The government on Tuesday admitted its failure to bring back home the children used as camel jockeys stranded in the Gulf States, while also playing down their numbers, figuring at only 1,000 as against 7,000 reported a few days ago. At a Senate Standing Committee on Labour and Manpower meeting here, Overseas Pakistanis Foundation (OPF) said that it could bring back only 200 out of thousands of children from the Gulf States ever since the matter appeared in the news by media reports a year back.
Presided over by its Chairman, Senator Naeem Hussain Chattha, the meeting appeared to be sceptical of the government's sincerity in the efforts for repatriation of the camel jockeys. However, while condemning use of children as camel jockeys, it asked the OPF to take appropriate steps for early repatriation of the children stranded in the Middle East, the United Arab Emirates (UAE) and other Gulf countries.
The meeting is also reported to have expressed its reservations about the OPF claim that only 1,000 Pakistani children were currently stranded in various Gulf States and being used as camel jockeys. It was reported only recently that out of a total of 10,000 being used as camel jockeys in the Gulf States, 7,000 were Pakistanis, the OPF officials, themselves, having confirmed the report.
However, Minister of State for Labour, Manpower and Overseas Pakistanis is reported to have told the meeting that the OPF had been making all-out efforts in that direction.
But, at the same time, he contended that many people, from remote areas, were willingly sending their children to the Gulf region, and that this impeded government's efforts to put a stop to it. It will be noted that Pakistan has been in the news in the recent past in connection with smuggling of children to the Gulf States for use as camel jockeys.
It will be recalled that earlier last month, the National Assembly Standing Committee on Social Welfare and Special Education was reported to have challenged the government's claims of curbing child smuggling, asking it to make all out efforts to protect children from illegal trafficking. On that occasion, Secretary, Ministry of Social Welfare & Special Education, had given a brief on it to the National Commission for Child Welfare and Development and Pakistan Ageing Programme.
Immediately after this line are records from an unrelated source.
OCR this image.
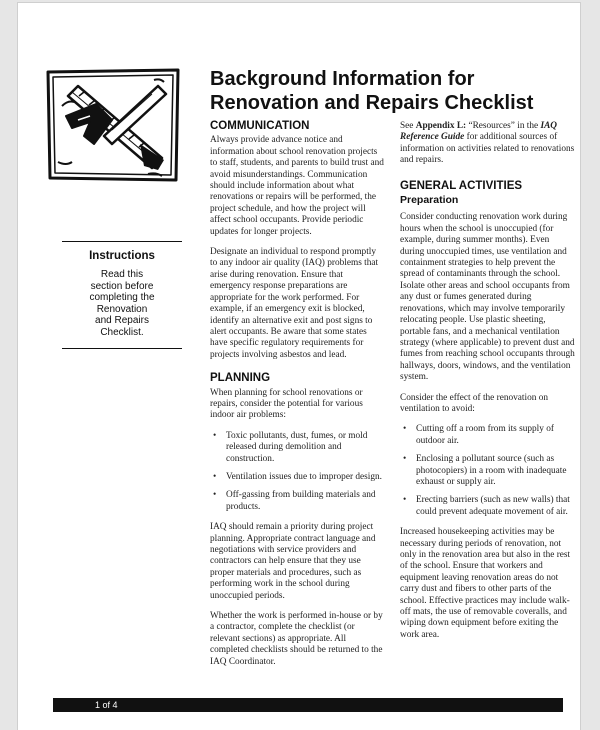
Instructions

Read this
section before
completing the
Renovation
and Repairs
Checklist.

Background Information for
Renovation and Repairs Checklist
COMMUNICATION

Always provide advance notice and information about school renovation projects to staff, students, and parents to build trust and avoid misunderstandings. Communication should include information about what renovations or repairs will be performed, the project schedule, and how the project will affect school occupants. Provide periodic updates for longer projects.

Designate an individual to respond promptly to any indoor air quality (IAQ) problems that arise during renovation. Ensure that emergency response preparations are appropriate for the work performed. For example, if an emergency exit is blocked, identify an alternative exit and post signs to alert occupants. Be aware that some states have specific regulatory requirements for projects involving asbestos and lead.

PLANNING

When planning for school renovations or repairs, consider the potential for various indoor air problems:

• Toxic pollutants, dust, fumes, or mold released during demolition and construction.
• Ventilation issues due to improper design.
• Off-gassing from building materials and products.

IAQ should remain a priority during project planning. Appropriate contract language and negotiations with service providers and contractors can help ensure that they use proper materials and procedures, such as performing work in the school during unoccupied periods.

Whether the work is performed in-house or by a contractor, complete the checklist (or relevant sections) as appropriate. All completed checklists should be returned to the IAQ Coordinator.

See Appendix L: “Resources” in the IAQ Reference Guide for additional sources of information on activities related to renovations and repairs.

GENERAL ACTIVITIES
Preparation

Consider conducting renovation work during hours when the school is unoccupied (for example, during summer months). Even during unoccupied times, use ventilation and containment strategies to help prevent the spread of contaminants through the school. Isolate other areas and school occupants from any dust or fumes generated during renovations, which may involve temporarily relocating people. Use plastic sheeting, portable fans, and a mechanical ventilation strategy (where applicable) to prevent dust and fumes from reaching school occupants through hallways, doors, windows, and the ventilation system.

Consider the effect of the renovation on ventilation to avoid:

• Cutting off a room from its supply of outdoor air.
• Enclosing a pollutant source (such as photocopiers) in a room with inadequate exhaust or supply air.
• Erecting barriers (such as new walls) that could prevent adequate movement of air.

Increased housekeeping activities may be necessary during periods of renovation, not only in the renovation area but also in the rest of the school. Ensure that workers and equipment leaving renovation areas do not carry dust and fibers to other parts of the school. Effective practices may include walk-off mats, the use of removable coveralls, and wiping down equipment before exiting the work area.

1 of 4
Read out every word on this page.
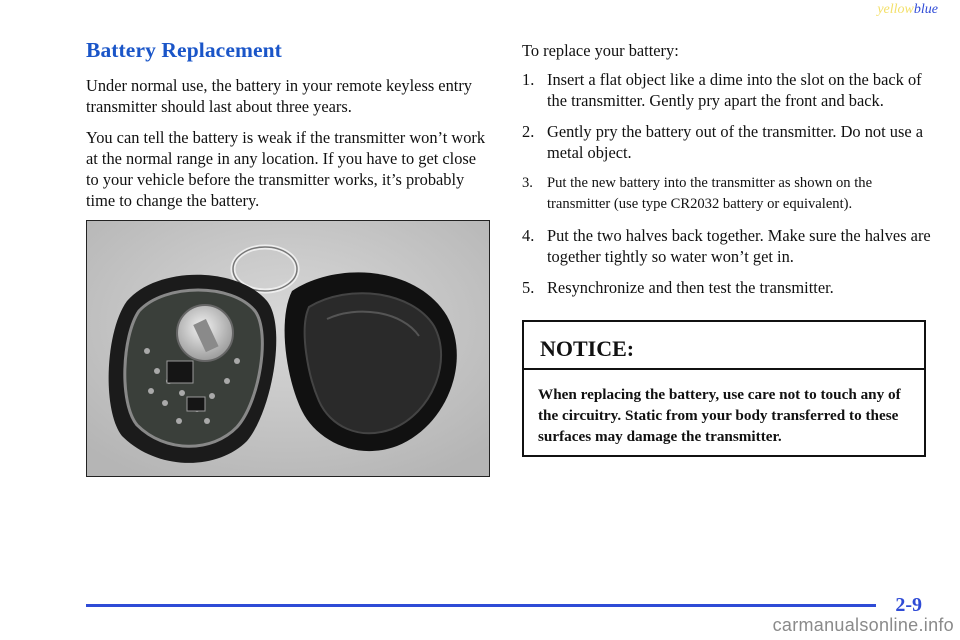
yellowblue
Battery Replacement

Under normal use, the battery in your remote keyless entry transmitter should last about three years.

You can tell the battery is weak if the transmitter won’t work at the normal range in any location. If you have to get close to your vehicle before the transmitter works, it’s probably time to change the battery.

To replace your battery:

1. Insert a flat object like a dime into the slot on the back of the transmitter. Gently pry apart the front and back.
2. Gently pry the battery out of the transmitter. Do not use a metal object.
3. Put the new battery into the transmitter as shown on the transmitter (use type CR2032 battery or equivalent).
4. Put the two halves back together. Make sure the halves are together tightly so water won’t get in.
5. Resynchronize and then test the transmitter.
NOTICE:
When replacing the battery, use care not to touch any of the circuitry. Static from your body transferred to these surfaces may damage the transmitter.
2-9
carmanualsonline.info
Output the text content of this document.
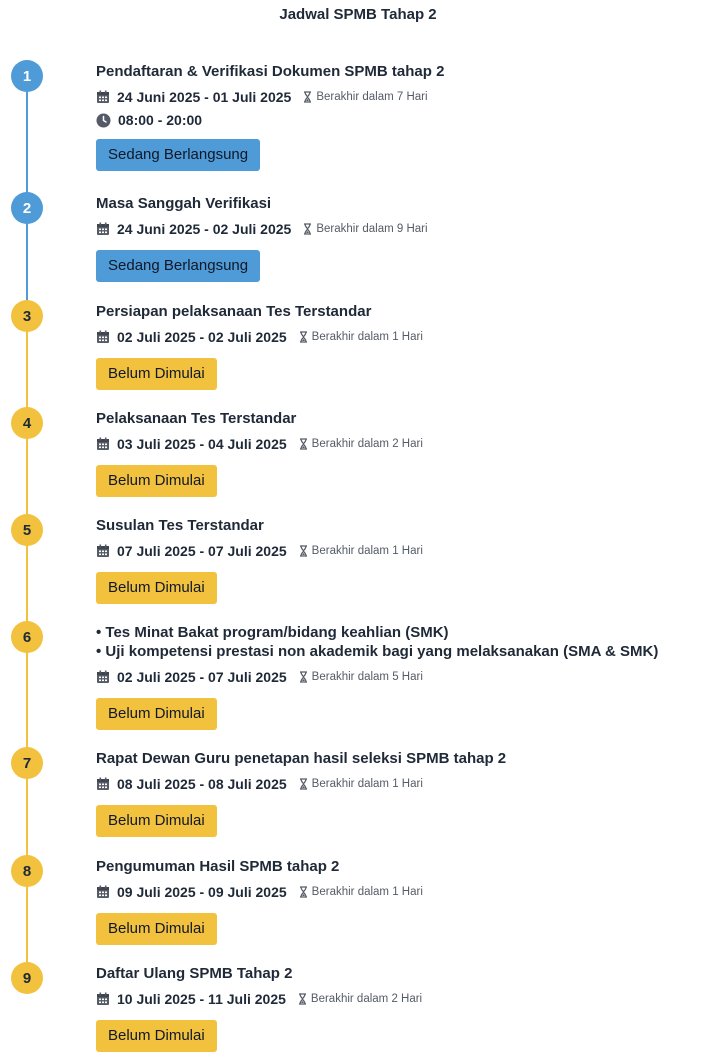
Jadwal SPMB Tahap 2
1	Pendaftaran & Verifikasi Dokumen SPMB tahap 2
24 Juni 2025 - 01 Juli 2025 Berakhir dalam 7 Hari
08:00 - 20:00
Sedang Berlangsung
2	Masa Sanggah Verifikasi
24 Juni 2025 - 02 Juli 2025 Berakhir dalam 9 Hari
Sedang Berlangsung
3	Persiapan pelaksanaan Tes Terstandar
02 Juli 2025 - 02 Juli 2025 Berakhir dalam 1 Hari
Belum Dimulai
4	Pelaksanaan Tes Terstandar
03 Juli 2025 - 04 Juli 2025 Berakhir dalam 2 Hari
Belum Dimulai
5	Susulan Tes Terstandar
07 Juli 2025 - 07 Juli 2025 Berakhir dalam 1 Hari
Belum Dimulai
6	• Tes Minat Bakat program/bidang keahlian (SMK)
• Uji kompetensi prestasi non akademik bagi yang melaksanakan (SMA & SMK)
02 Juli 2025 - 07 Juli 2025 Berakhir dalam 5 Hari
Belum Dimulai
7	Rapat Dewan Guru penetapan hasil seleksi SPMB tahap 2
08 Juli 2025 - 08 Juli 2025 Berakhir dalam 1 Hari
Belum Dimulai
8	Pengumuman Hasil SPMB tahap 2
09 Juli 2025 - 09 Juli 2025 Berakhir dalam 1 Hari
Belum Dimulai
9	Daftar Ulang SPMB Tahap 2
10 Juli 2025 - 11 Juli 2025 Berakhir dalam 2 Hari
Belum Dimulai
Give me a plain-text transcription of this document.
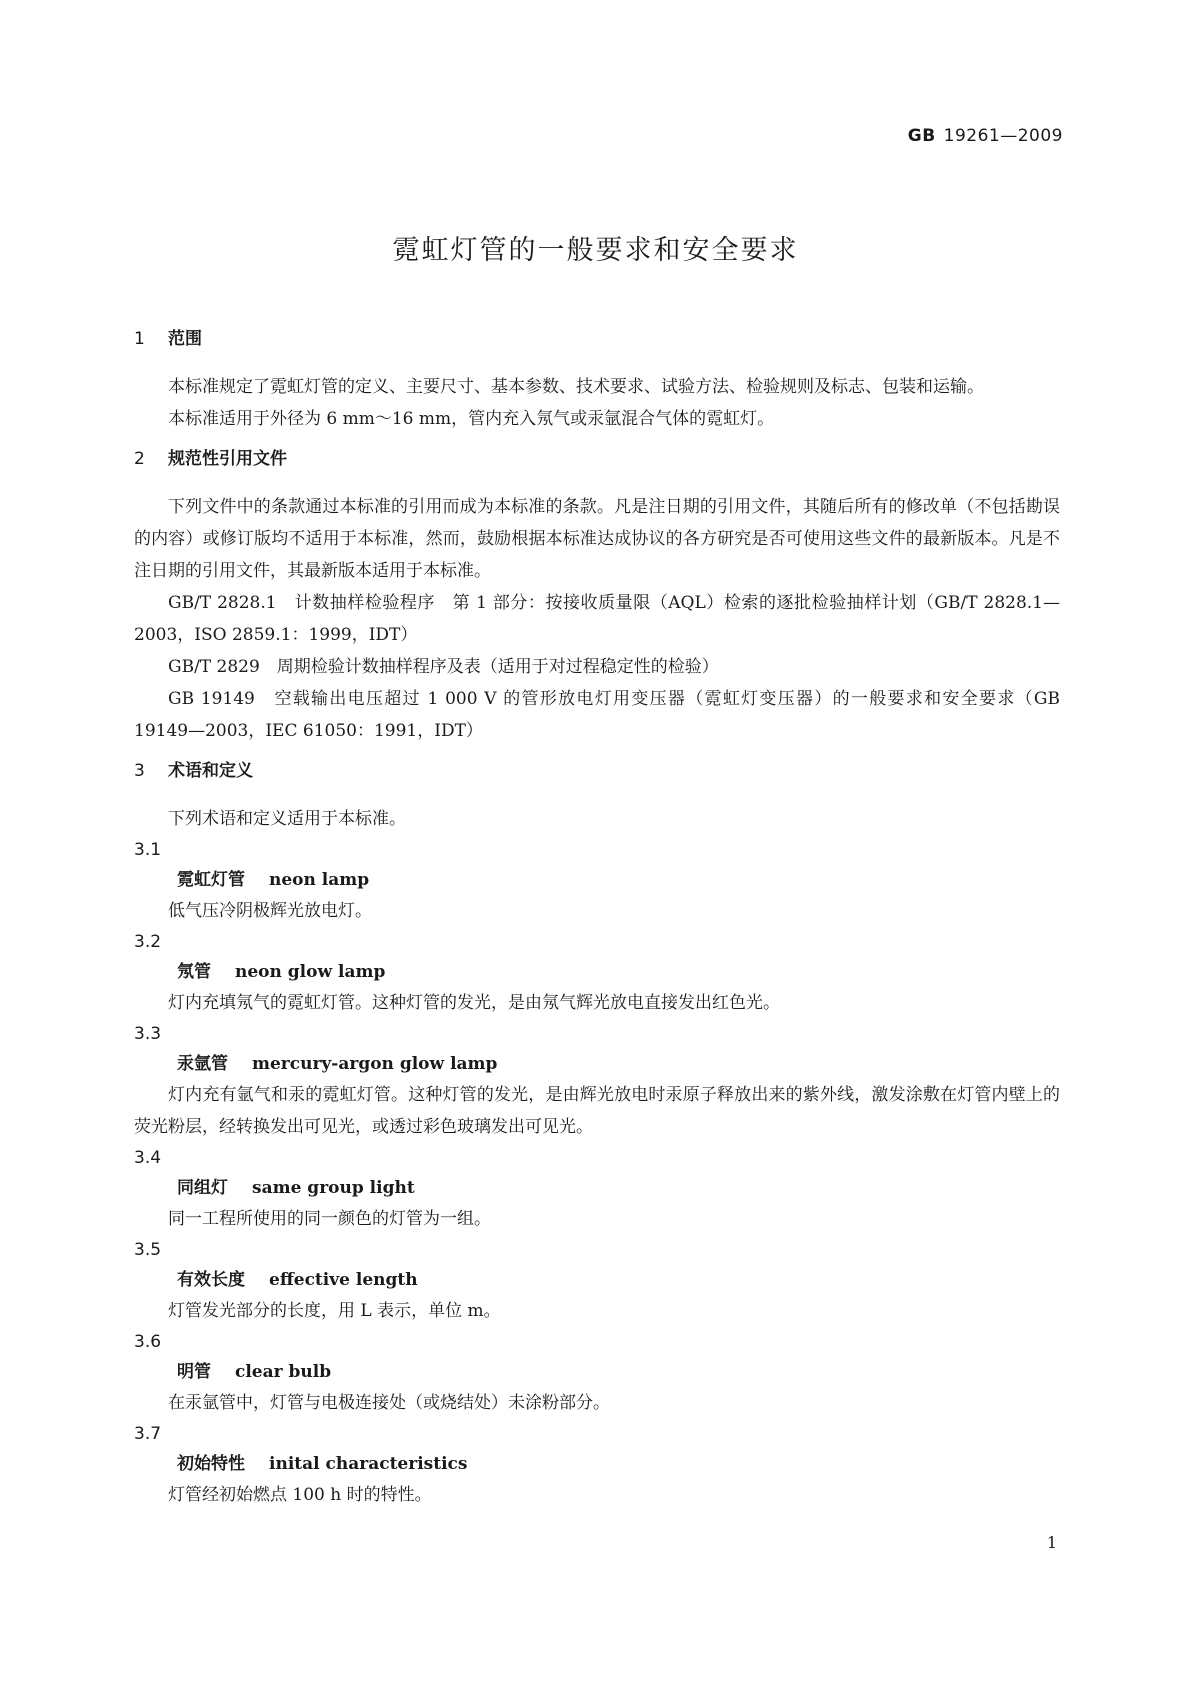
GB 19261—2009
霓虹灯管的一般要求和安全要求

1 范围

本标准规定了霓虹灯管的定义、主要尺寸、基本参数、技术要求、试验方法、检验规则及标志、包装和运输。

本标准适用于外径为 6 mm～16 mm，管内充入氖气或汞氩混合气体的霓虹灯。

2 规范性引用文件

下列文件中的条款通过本标准的引用而成为本标准的条款。凡是注日期的引用文件，其随后所有的修改单（不包括勘误的内容）或修订版均不适用于本标准，然而，鼓励根据本标准达成协议的各方研究是否可使用这些文件的最新版本。凡是不注日期的引用文件，其最新版本适用于本标准。

GB/T 2828.1　计数抽样检验程序　第 1 部分：按接收质量限（AQL）检索的逐批检验抽样计划（GB/T 2828.1—2003，ISO 2859.1：1999，IDT）

GB/T 2829　周期检验计数抽样程序及表（适用于对过程稳定性的检验）

GB 19149　空载输出电压超过 1 000 V 的管形放电灯用变压器（霓虹灯变压器）的一般要求和安全要求（GB 19149—2003，IEC 61050：1991，IDT）

3 术语和定义

下列术语和定义适用于本标准。

3.1

霓虹灯管 neon lamp

低气压冷阴极辉光放电灯。

3.2

氖管 neon glow lamp

灯内充填氖气的霓虹灯管。这种灯管的发光，是由氖气辉光放电直接发出红色光。

3.3

汞氩管 mercury-argon glow lamp

灯内充有氩气和汞的霓虹灯管。这种灯管的发光，是由辉光放电时汞原子释放出来的紫外线，激发涂敷在灯管内壁上的荧光粉层，经转换发出可见光，或透过彩色玻璃发出可见光。

3.4

同组灯 same group light

同一工程所使用的同一颜色的灯管为一组。

3.5

有效长度 effective length

灯管发光部分的长度，用 L 表示，单位 m。

3.6

明管 clear bulb

在汞氩管中，灯管与电极连接处（或烧结处）未涂粉部分。

3.7

初始特性 inital characteristics

灯管经初始燃点 100 h 时的特性。

1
However, though lauding the idea behind the establishment of NCCWD, the committee noted that the commission had failed miserably to deliver in so far as child welfare and protection of their rights is concerned. Members of the committee were reported to have been, generally, of the view that ground realities negated the claims of the NCCWD, the chairperson, specifically and pointedly referring to repatriation of children smuggled to work as camel jockeys.
However, the Secretary was reported to have argued that NCCWD was supposed simply to formulate policies for implementation by the provincial governments. In this regard, he pointed to initiation of programmes, marked for launching in Rahimyar Khan, D.G. Khan, and Sukkur districts for capacity building, aimed at curbing child smuggling, and provide parents with advocacy services to discourage them to sell their children.
The National Assembly body was also apprised of paucity of funds due to which objectives of the NCCWD could not be achieved. As for evident failure of the government to do the needful in this regard, reference may also be made to a news report, appearing only a day earlier.
It revealed that Ministry of Foreign Affairs of UAE, Kuwait, Oman and other Arab states had expressed serious reservations over the failure of law enforcement agencies to curb flow of illegal immigrants to those countries and demanded from Pakistan to repay all expenses incurred over illegal immigrants detained by their respective governments.
However, our foreign office, in turn, reportedly forwarded the demand from UAE, Oman and Kuwait to the Ministry of Interior for action. In the report, under reference, the Arab States had suggested strict punitive action against the illegal immigrants along with their agents or promoters. But strangely enough, the Ministry of Interior is reported to have taken the plea that punishment to the deportees was not possible as they returned home in miserable condition and empty-handed.
Further Pakistan is reported to have conveyed, particularly to the UAE, Oman and Kuwait, that recovery from immigrants is not possible, but that it is planning to devise a comprehensive policy to check human trafficking or illegal immigration. All this, put together, will point to lack of political will, at least, in curbing the menace of human smuggling of which child smuggling forms a part.